Luminaries in these fields were seconded to the US, Europe and Asia to direct and, indeed, rescue projects in overseas affiliates that led design thinking. This is the foundation stuff of any nation aspiring to ‘clever country’ status and transcends the boundaries dividing the subsets of a manufacturing sector.

We are fortunate to be debating these issues in a peacetime setting. It is now literally a lifetime since World War II and it is easy to forget how, in times of acute need, a sovereign manufacturing base can be converted to supporting a war effort.

CSL’s quick tooling up for vaccine production in the latter part of 2020 has been a case in point as we wage war on the battlefront of the pandemic. But let’s nmot forget that during the war years, Ford’s Geelong manufacturing facilities were producing landing barges and other military supplies to support Australian troops in far flung war zones. Holden’s plants turned out armoured vehicles and even aeroplanes.

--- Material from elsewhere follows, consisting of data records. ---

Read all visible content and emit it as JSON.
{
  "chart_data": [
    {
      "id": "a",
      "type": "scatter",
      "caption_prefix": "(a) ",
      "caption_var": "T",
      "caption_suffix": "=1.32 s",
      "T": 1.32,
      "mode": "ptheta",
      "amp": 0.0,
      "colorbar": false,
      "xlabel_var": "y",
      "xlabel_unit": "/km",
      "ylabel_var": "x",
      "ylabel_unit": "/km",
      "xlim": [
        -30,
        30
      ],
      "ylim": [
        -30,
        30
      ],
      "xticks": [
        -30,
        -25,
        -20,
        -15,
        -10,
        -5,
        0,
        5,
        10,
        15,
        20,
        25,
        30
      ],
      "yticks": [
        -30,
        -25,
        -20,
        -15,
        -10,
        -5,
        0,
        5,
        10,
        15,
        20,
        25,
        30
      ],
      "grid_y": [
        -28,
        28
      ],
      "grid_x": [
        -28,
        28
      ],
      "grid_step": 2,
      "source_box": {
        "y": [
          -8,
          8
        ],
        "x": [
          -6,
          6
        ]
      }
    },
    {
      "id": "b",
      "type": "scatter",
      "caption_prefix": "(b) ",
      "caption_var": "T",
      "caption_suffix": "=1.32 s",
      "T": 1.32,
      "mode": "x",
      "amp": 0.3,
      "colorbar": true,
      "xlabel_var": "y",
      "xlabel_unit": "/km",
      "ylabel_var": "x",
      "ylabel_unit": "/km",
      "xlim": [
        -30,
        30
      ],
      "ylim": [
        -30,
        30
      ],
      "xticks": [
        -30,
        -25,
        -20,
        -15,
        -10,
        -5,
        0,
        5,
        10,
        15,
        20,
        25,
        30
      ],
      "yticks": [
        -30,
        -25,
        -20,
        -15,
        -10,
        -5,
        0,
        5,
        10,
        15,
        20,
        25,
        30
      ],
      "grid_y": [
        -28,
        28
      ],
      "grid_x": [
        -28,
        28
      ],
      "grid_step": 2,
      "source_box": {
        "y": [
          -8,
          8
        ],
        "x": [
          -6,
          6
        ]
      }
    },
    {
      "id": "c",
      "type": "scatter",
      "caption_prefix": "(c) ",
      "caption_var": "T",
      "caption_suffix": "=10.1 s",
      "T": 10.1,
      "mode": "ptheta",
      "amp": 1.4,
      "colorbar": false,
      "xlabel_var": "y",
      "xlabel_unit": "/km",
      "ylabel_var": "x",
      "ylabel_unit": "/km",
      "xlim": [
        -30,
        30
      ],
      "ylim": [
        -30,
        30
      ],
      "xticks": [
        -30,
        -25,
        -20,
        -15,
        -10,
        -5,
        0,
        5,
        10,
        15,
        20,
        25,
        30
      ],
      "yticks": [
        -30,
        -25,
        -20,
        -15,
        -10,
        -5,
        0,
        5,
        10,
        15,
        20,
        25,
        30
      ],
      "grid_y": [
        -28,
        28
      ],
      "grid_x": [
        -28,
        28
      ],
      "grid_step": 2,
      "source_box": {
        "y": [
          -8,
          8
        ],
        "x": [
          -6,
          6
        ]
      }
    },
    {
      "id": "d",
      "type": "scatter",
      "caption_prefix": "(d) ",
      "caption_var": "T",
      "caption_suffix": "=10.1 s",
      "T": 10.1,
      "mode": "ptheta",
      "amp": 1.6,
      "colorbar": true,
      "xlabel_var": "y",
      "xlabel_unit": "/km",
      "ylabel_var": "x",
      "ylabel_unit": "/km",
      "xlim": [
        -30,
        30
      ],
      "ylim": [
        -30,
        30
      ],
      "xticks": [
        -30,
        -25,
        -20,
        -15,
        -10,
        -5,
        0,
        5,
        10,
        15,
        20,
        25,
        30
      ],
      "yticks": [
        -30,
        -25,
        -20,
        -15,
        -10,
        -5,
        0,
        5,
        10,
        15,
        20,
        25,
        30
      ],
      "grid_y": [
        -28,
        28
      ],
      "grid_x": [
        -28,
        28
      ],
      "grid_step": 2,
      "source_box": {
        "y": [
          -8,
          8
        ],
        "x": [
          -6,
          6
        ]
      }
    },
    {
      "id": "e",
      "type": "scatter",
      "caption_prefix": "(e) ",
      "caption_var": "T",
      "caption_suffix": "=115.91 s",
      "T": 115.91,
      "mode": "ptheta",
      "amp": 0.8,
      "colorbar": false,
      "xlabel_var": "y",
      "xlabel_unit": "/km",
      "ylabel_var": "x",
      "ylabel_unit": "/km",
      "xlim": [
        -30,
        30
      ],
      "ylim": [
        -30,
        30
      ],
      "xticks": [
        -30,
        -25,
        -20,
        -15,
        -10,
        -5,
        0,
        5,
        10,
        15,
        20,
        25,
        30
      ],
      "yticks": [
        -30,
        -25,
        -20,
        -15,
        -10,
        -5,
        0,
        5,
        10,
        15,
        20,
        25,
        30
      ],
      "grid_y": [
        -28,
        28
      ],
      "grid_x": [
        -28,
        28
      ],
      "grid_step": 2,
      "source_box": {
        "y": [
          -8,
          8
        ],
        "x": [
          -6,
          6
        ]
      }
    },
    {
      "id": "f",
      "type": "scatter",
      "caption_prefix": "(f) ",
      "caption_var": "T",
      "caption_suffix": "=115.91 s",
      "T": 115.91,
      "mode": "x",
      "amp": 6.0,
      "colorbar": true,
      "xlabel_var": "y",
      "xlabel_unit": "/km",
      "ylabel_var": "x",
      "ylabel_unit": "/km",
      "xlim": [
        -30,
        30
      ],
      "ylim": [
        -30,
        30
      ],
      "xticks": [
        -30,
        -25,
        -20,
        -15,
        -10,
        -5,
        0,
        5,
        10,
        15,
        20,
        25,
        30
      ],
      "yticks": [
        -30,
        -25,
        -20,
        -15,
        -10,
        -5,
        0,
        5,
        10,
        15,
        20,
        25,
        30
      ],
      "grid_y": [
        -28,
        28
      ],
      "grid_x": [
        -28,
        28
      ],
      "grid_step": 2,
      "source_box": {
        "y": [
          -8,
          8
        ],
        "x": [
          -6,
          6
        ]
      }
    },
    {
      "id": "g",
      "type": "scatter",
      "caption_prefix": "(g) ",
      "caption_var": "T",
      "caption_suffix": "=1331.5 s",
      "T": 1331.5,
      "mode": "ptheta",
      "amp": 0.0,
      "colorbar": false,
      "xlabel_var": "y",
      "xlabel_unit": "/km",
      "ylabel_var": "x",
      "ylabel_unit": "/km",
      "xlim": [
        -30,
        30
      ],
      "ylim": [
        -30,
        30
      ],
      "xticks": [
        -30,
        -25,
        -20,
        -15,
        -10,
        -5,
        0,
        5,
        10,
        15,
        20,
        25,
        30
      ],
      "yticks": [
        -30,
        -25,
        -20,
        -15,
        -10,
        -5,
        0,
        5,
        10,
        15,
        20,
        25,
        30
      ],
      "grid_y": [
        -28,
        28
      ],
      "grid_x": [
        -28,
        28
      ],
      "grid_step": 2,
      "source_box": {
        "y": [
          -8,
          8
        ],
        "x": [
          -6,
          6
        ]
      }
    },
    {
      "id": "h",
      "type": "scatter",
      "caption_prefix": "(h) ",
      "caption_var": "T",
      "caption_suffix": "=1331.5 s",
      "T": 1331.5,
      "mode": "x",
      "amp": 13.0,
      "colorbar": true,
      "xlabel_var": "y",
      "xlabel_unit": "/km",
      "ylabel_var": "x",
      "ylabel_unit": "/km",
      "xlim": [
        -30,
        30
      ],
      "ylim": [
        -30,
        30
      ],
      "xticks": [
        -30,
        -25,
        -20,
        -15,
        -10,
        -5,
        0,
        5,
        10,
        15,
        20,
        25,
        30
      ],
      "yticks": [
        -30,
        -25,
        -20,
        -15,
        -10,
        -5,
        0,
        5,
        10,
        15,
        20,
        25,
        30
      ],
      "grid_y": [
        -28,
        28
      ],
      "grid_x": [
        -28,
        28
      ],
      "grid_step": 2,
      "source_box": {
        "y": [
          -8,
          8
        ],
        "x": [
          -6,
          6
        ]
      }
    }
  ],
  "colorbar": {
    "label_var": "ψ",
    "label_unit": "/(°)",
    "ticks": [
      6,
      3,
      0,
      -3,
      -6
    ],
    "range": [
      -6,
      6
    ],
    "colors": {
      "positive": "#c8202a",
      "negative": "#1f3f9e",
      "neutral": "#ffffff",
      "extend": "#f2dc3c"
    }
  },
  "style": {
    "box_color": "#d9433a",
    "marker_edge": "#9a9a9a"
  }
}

Who would be capable of stepping up to do this at short notice today?

In 2013, the Australian Strategic Policy Institute (ASPI), linked commentary on the demise of the Australian automotive industry and the announcement that submarines (the French version) would be partially built in Adelaide:

“With the prospect of a new generation of submarines to be built in Adelaide, Australia’s defence industry will continue to demand advanced manufacturing and design skills similar to those that the local automotive sector has gradually developed since WWII. ASPI’s Mark Thomson, who has been watching the defence business for a long time, notes that ‘the demise of the car industry will only make it more difficult to maintain the skills base and the sub-contractor base that underpin defence manufacturing in Australia’,” it wrote.

It concluded: “The challenge for the Abbott government will be to design a strategic plan to foster the skills base and innovative manufacturing technologies that will build on the long-term contribution of the car industry to Australia’s national well-being and help sustain those elements of manufacturing that defence relies on.”

According to the government’s own website, the baton has passed through several hands to the Morrison government and remains an aspiration rather than a realisation.